The Security Council is engaged. The Inter Agency Standing Committee (IASC) is engaged. But where is the major development effort needed that will get to the real drivers of these numbers? What threshold do we need to cross in lives lost or humanitarian and peacekeeping expenditures before the Economic and Social Council (ECOSOC) and the wider development community insist on a profound rethink of our development strategies? Backed by the resources needed to translate new ideas into results?
Both my Nepal and Sahel experience contain a few important messages that I think are relevant as we talk about post 2015 and the positioning of the UN system.
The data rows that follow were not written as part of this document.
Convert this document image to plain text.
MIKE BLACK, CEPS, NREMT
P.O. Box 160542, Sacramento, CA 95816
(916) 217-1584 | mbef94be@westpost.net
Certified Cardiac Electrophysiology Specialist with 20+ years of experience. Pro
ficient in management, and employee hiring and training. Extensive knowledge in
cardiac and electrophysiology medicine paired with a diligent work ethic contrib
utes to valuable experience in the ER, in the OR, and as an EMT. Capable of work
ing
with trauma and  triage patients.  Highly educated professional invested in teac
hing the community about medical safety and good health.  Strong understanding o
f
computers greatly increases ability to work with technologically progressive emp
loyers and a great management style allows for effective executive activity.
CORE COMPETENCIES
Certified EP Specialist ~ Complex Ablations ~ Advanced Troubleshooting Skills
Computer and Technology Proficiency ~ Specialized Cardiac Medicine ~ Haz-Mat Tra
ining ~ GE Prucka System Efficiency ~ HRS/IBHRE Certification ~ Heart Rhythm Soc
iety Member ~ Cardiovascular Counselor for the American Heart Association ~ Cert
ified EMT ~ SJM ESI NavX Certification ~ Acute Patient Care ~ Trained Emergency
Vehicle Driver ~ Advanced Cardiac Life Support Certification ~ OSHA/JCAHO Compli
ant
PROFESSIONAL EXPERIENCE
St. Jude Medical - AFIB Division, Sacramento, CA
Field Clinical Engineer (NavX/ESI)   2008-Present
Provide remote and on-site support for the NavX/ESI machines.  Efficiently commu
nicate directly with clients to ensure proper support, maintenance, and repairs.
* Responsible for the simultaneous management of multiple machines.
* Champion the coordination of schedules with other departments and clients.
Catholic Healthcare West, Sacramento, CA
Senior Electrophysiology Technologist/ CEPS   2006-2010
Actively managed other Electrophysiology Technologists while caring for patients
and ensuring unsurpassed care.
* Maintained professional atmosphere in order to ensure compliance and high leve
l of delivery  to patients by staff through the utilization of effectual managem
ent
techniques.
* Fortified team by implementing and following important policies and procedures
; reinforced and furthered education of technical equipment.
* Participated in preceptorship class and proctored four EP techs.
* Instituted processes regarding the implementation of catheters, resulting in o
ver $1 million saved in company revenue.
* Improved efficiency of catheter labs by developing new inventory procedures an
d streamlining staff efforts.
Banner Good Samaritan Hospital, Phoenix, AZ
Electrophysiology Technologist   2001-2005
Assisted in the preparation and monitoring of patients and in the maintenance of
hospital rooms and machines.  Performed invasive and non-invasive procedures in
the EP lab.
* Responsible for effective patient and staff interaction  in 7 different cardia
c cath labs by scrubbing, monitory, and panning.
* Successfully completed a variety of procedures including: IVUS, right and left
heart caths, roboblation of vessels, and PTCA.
- First, we desperately need to get serious about prevention. We are not today. You will be well aware that refugee numbers are now the highest since WWII. Globally, humanitarian budgets have soared in the last 10 years from $5 to $18 billion. We are watching countries fall over in slow motion – Mali, Nigeria, CAR - engulfed by insecurity. Nepal’s earthquake is no less the case - we saw it coming without a shadow of a doubt. A post-2015 UN that is ‘fit for purpose’ is in my mind a UN that has overcome its political and institutional shortcomings to put duty of care at the heart of its mandate.
- Second, that so many of today’s crises represent profound governance failures. I was often asked what I considered the greatest obstacle to Nepal getting ready for the earthquake? My answer? The absence of Mayors. 15 years without local elections meant 15 years without building code enforcement. 15 years of no one visiting the fire station. No one bothering about school safety. No one enforcing a land zoning plan. No one to be truly accountable at the local level. I was thrilled to see this and other key governance messages embedded in the SG’s MDG synthesis report.
- Third, and finally, that ECOSOC matters. ECOSOC needs to ensure the important does not get crowded out by the urgent. Someone needs to keep their eye firmly on the structural issues that are generating so much fragility and suffering. I regularly attend seminars or retreats on conflict and fragility and the UN system. And invariably it is SRSGs, HCs, political or peacekeeping types sitting around the table. The development community is often completely absent from the room. Yet it is the development community that will have to do the heavy lifting on these issues. The World Bank’s 2011 WDR famously documented the time-frames required to establish rule of law or getting the military out of politics. 41 years, typically, to establish rule of law for example. At some point, briefly, during these prolonged periods of crisis and transition, the file may well be at the Security Council. At some point it may be at the Peacebuilding Commission. But for the vast majority of the time of this transition - for at least 30 of the 40 years it will take to establish rule of law - the file will be at ECOSOC under your oversight. The task will come down to the UN Development System. And the leadership on the ground will depend on a Resident Coordinator leading a UN team with the vision, tools and support you decide to give them.
Nothing could be more important than getting this right.
Editorial note: This post is based on a presentation made by the author in May 2015 during an ECOSOC Dialogue event in New York.